L’arrêt de la cour d’appel de Lyon du 16 juin 2026 illustre la vigilance qui doit accompagner toute réforme de la procédure pénale guidée par la recherche de célérité. En supprimant la passerelle vers la comparution par procès-verbal, la loi du 20 novembre 2023 a raccourci les délais sans articuler clairement le sort du prévenu non comparant placé sous contrôle judiciaire. La cour comble ce silence par une solution protectrice. Le consentement exprès, recueilli en présence de l’avocat, reste la condition d’un jugement immédiat. À défaut, le renvoi s’impose, et l’absence du prévenu se résout par un mandat de comparution, non par une condamnation rendue hors sa présence. C’est, en définitive, le rappel d’une exigence simple : la rapidité de la justice ne peut se construire contre les droits de la défense.

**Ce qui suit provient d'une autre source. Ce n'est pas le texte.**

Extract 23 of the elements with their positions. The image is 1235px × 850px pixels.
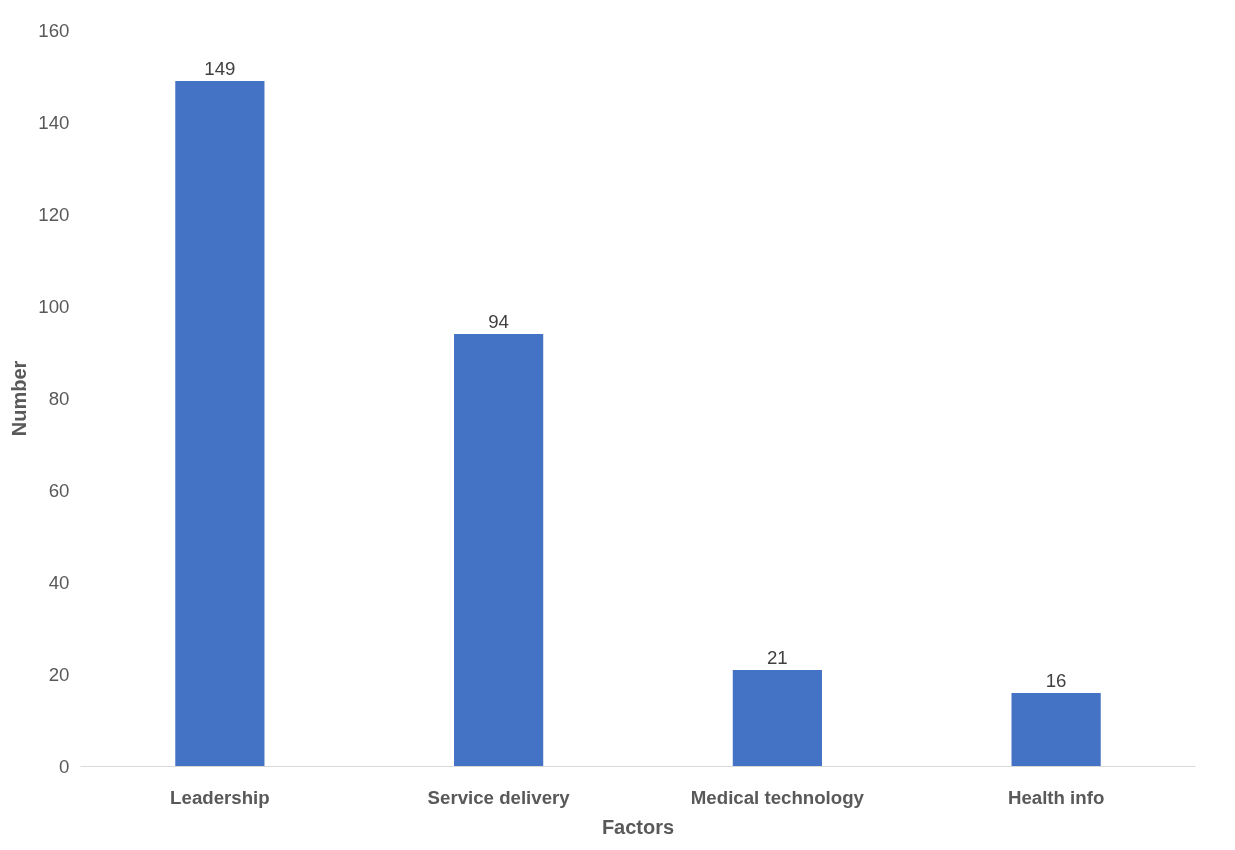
y-tick-label: 80 (48, 388, 70, 409)
y-tick-label: 140 (38, 112, 70, 133)
x-tick-label: Medical technology (690, 786, 865, 808)
bar (732, 669, 822, 767)
x-tick-label: Leadership (170, 786, 270, 808)
y-tick-label: 160 (38, 20, 70, 41)
y-tick-label: 100 (38, 296, 70, 317)
y-tick-label: 0 (59, 756, 70, 777)
x-tick-label: Service delivery (427, 786, 571, 808)
x-axis-title: Factors (601, 815, 675, 838)
y-tick-label: 40 (48, 572, 70, 593)
bar (175, 81, 265, 767)
bar (1011, 692, 1101, 767)
data-label: 21 (767, 646, 788, 668)
y-tick-label: 20 (48, 664, 70, 685)
bar (454, 334, 544, 767)
y-axis-title: Number (8, 360, 31, 437)
data-label: 16 (1045, 669, 1067, 691)
data-label: 149 (204, 58, 236, 80)
x-tick-label: Health info (1007, 786, 1105, 808)
y-tick-label: 120 (38, 204, 70, 225)
y-tick-label: 60 (48, 480, 70, 501)
data-label: 94 (488, 311, 510, 333)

Sources et références : article 396, article 397, article 397-1, article 397-4, article 141-2, article 465 et article 520 du code de procédure pénale ; article 6 de la Convention européenne de sauvegarde des droits de l’homme et des libertés fondamentales ; loi n° 2023-1059 du 20 novembre 2023 d’orientation et de programmation du ministère de la justice 2023-2027 (art. 6) ; circulaire de la direction des affaires criminelles et des grâces du 2 août 2024 (JUSD2421794C). Les références jurisprudentielles citées doivent être vérifiées sur Légifrance et Judilibre avant toute réutilisation contentieuse. Décision commentée anonymisée conformément aux règles de diffusion de la jurisprudence.